No area of web development has left me more bemused than the parsing logic of CSS media queries.

It’s been 2 years since I first published the npm package media-query-parser - a package whose only aim is to parse a media query according to the spec.

In the process, I’ve learnt plenty of weird quirks that even the most seasoned of web developers might find surprising; so here they are!


Media queries aren’t what you think…

You may think of the part between the @ and the { as a media query; but it is actually a “media query list”.

That’s more than just semantics; they have different behaviour. A media query list containing an invalid media query is still a valid media query list.

For instance: @media invalid-query, screen { /* … */ } contains a syntactically invalid query (invalid-query); yet screen still be truthy, and so the inner CSS block can still be active.

So far - so sensible. But what happens when we have the block:

@media { /* ... */ }

Well - intuitively, a media query block is active if any individual query matches; as there are none it will never match.

Alas, our attempted to apply intuition is in vain. An empty media query list is considered to be always true; equivalent to @media all {.

Comma behaviour

So given that - with the exception of an empty media query list - it checks whether any comma-separated list is true, you might expect that this:

@media [, all, ] { /* ... */ }

…would ignore the [ and ]. Alas… that isn’t the case.

Only commas that are not nested inside (parentheses,), [square brackets,] or a function(expression,) are considered media query separators. Technically also braces though the left brace is a media query list terminator and as such can’t appear inside.

No valid media query contains a %

Perhaps not a huge shock - after all (min-width: 100%) wouldn’t be much use - but this isn’t just true because no feature uses them yet; but media query values cannot be percentages; only numbers, units, ratios and idents (i.e. landscape in (orientation: landscape)).

…or calc()

The above also means that functions, like calc() or var() are also not valid media queries.

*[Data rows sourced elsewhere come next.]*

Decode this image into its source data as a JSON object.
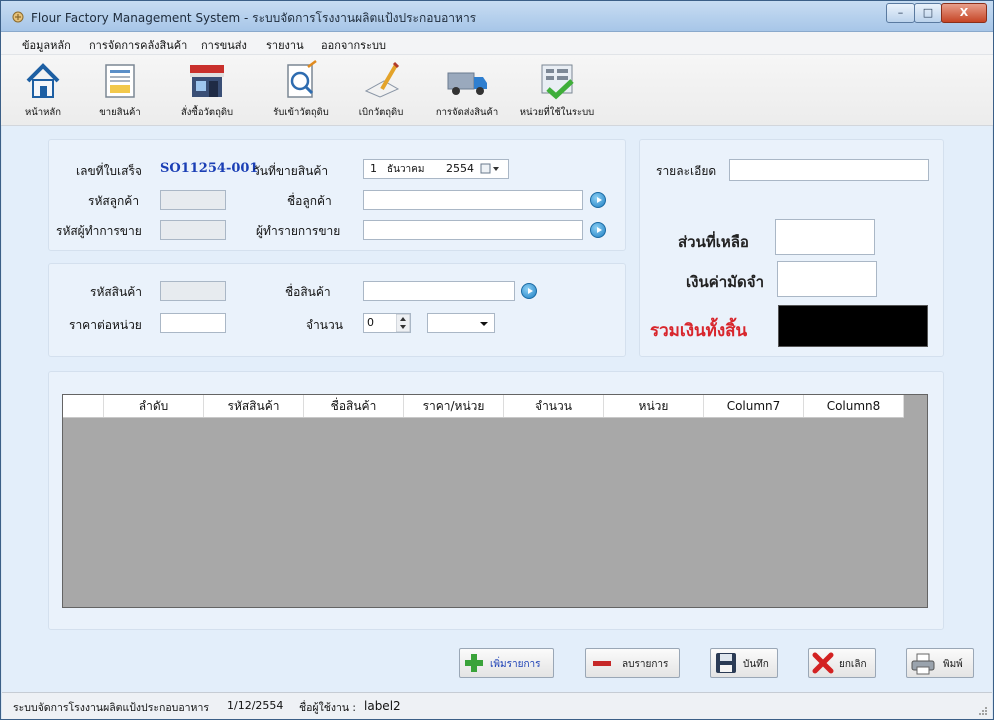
{
  "window": {
    "title": "Flour Factory Management System - ระบบจัดการโรงงานผลิตแป้งประกอบอาหาร",
    "minimize_glyph": "–",
    "maximize_glyph": "□",
    "close_glyph": "X"
  },
  "menu": [
    {
      "label": "ข้อมูลหลัก"
    },
    {
      "label": "การจัดการคลังสินค้า"
    },
    {
      "label": "การขนส่ง"
    },
    {
      "label": "รายงาน"
    },
    {
      "label": "ออกจากระบบ"
    }
  ],
  "toolbar": [
    {
      "label": "หน้าหลัก",
      "icon": "home-icon"
    },
    {
      "label": "ขายสินค้า",
      "icon": "sell-icon"
    },
    {
      "label": "สั่งซื้อวัตถุดิบ",
      "icon": "store-icon"
    },
    {
      "label": "รับเข้าวัตถุดิบ",
      "icon": "receive-icon"
    },
    {
      "label": "เบิกวัตถุดิบ",
      "icon": "withdraw-icon"
    },
    {
      "label": "การจัดส่งสินค้า",
      "icon": "truck-icon"
    },
    {
      "label": "หน่วยที่ใช้ในระบบ",
      "icon": "units-icon"
    }
  ],
  "invoice": {
    "receipt_label": "เลขที่ใบเสร็จ",
    "receipt_value": "SO11254-001",
    "sale_date_label": "วันที่ขายสินค้า",
    "sale_date_day": "1",
    "sale_date_month": "ธันวาคม",
    "sale_date_year": "2554",
    "customer_id_label": "รหัสลูกค้า",
    "customer_name_label": "ชื่อลูกค้า",
    "seller_id_label": "รหัสผู้ทำการขาย",
    "seller_name_label": "ผู้ทำรายการขาย"
  },
  "product": {
    "code_label": "รหัสสินค้า",
    "name_label": "ชื่อสินค้า",
    "price_label": "ราคาต่อหน่วย",
    "qty_label": "จำนวน",
    "qty_value": "0"
  },
  "summary": {
    "details_label": "รายละเอียด",
    "remaining_label": "ส่วนที่เหลือ",
    "deposit_label": "เงินค่ามัดจำ",
    "total_label": "รวมเงินทั้งสิ้น"
  },
  "grid": {
    "columns": [
      "ลำดับ",
      "รหัสสินค้า",
      "ชื่อสินค้า",
      "ราคา/หน่วย",
      "จำนวน",
      "หน่วย",
      "Column7",
      "Column8"
    ]
  },
  "actions": {
    "add_label": "เพิ่มรายการ",
    "remove_label": "ลบรายการ",
    "save_label": "บันทึก",
    "cancel_label": "ยกเลิก",
    "print_label": "พิมพ์"
  },
  "status": {
    "system_name": "ระบบจัดการโรงงานผลิตแป้งประกอบอาหาร",
    "date": "1/12/2554",
    "user_label": "ชื่อผู้ใช้งาน :",
    "user_value": "label2"
  },
  "colors": {
    "receipt_blue": "#1b3fb5",
    "total_red": "#d8262c",
    "total_box": "#000000"
  }
}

Initially that might sound like a shame; but supporting them would create a potential ambiguity:

:root {
  background: blue;
  --x: 1000px;
}

/* when resizing the window from 999px to 1000px
   what background should the page have? */
@media (min-width: var(--x)) {
  :root {
    background: red;
    --x: 2000px;
  }
}

For this reason (I assume) the spec does not allow functions like calc() or var() in media queries.

Some browsers do support it, but they probably shouldn’t.

It is still possible to nuke a media query list

@media all, all' {
  /* ... */
}

The above code will never match, as the unterminated single quote starts an invalid CSS string token; it is never terminated.

Terminating it with @media all, all'' fixes the CSS lexer error and so - weirdly - the media block will be active as now only the second media query is considered an error.

not is not not, or is not not not?

These are all valid (though not necessarily matching) queries:

@media not all { /**/ }
@media not all and (max-width: 0px) { /**/ }
@media not all and not (max-width: 0px) { /**/ }
@media not all and not (not (max-width: 0px)) {
  /**/
}

not can be highly unintuitive. So much so that I’d trial

Most notably, the second and fourth conditions should match on all media larger than 0px wide.

This is because when not starts* a (valid) media query, it negates the whole media query.

*ignoring whitespace and comments but not ignoring parentheses

If that sounded confusing, it’s because it is confusing.

There’s so much more…

So far I’ve only touched on the actual parsing logic for media queries; but the spec also includes which features (like width, aspect-ratio, hover etc) should be supported by implementations, and that gets even messier.

But I shall save that for another time.